On Wed, 19 Feb 2020 16:32, Daniel Kahn Gillmor said:

> There has been a series of problems with the GnuPG implementation of
> regexps even on those platforms where some portion of regex is
> implemented, iirc.

Indeed we have had some problems with that due to our use of non-rfc4880
compliant regex libraries and different assumptions on which regexp are
to be used. OpenPGP states:

The regular expression uses the same syntax as the Henry Spencer's
"almost public domain" regular expression [REGEX] package. A
description of the syntax is found in Section 8 below.

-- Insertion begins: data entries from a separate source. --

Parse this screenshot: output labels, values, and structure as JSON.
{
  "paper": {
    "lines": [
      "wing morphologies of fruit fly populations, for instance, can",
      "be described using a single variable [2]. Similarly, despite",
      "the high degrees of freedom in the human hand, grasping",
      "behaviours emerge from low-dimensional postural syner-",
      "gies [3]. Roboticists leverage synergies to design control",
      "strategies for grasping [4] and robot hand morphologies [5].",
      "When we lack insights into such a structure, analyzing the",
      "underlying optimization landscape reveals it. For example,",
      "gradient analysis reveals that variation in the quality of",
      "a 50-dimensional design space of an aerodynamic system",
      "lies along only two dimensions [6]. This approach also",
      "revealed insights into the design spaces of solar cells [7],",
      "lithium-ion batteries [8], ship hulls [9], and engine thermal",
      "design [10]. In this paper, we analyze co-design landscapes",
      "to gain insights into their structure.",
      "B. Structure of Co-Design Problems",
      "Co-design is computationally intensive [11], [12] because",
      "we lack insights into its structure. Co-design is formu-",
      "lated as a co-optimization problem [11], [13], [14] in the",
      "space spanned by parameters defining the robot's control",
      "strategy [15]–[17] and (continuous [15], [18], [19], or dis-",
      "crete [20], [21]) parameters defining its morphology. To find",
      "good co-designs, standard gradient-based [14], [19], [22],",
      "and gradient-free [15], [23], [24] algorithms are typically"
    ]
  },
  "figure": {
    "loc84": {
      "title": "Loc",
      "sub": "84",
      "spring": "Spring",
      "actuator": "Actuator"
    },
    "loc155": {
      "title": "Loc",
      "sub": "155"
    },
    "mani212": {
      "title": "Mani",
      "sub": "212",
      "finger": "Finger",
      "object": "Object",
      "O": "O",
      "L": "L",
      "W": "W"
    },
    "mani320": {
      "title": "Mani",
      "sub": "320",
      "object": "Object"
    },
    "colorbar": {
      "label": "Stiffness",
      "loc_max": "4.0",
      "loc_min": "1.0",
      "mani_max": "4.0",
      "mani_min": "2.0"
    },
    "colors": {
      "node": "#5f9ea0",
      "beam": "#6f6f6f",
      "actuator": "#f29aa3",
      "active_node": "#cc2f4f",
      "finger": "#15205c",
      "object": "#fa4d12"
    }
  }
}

I doubt that anyone fully checked Henry Spencer's code against the
description in section 8 or even against one of the larger regexp
implementations. GnuPG stepped things mostly aside by not allowing to
enter arbitrary regexps.

Aside of OpenPGP GnuPG has the small helper gpg-check-pattern to reject
common patterns as password. There we define regexp as

/* The pattern is an extended regular expression. */

but I think that it would be okay to use the Spencer code here as well.
The sample file list just two examples

# German number plates.
/^[A-Z]{1,3}[ ]*-[ ]*[A-Z]{1,2}[ ]*[0-9]+/

# Dates (very limited, only ISO dates). */
/^[012][0-9][0-9][0-9]-[012][0-9]-[0123][0-9]$/

which is vanilla extend r.e.



Salam-Shalom,

Werner

--
Die Gedanken sind frei. Ausnahmen regelt ein Bundesgesetz.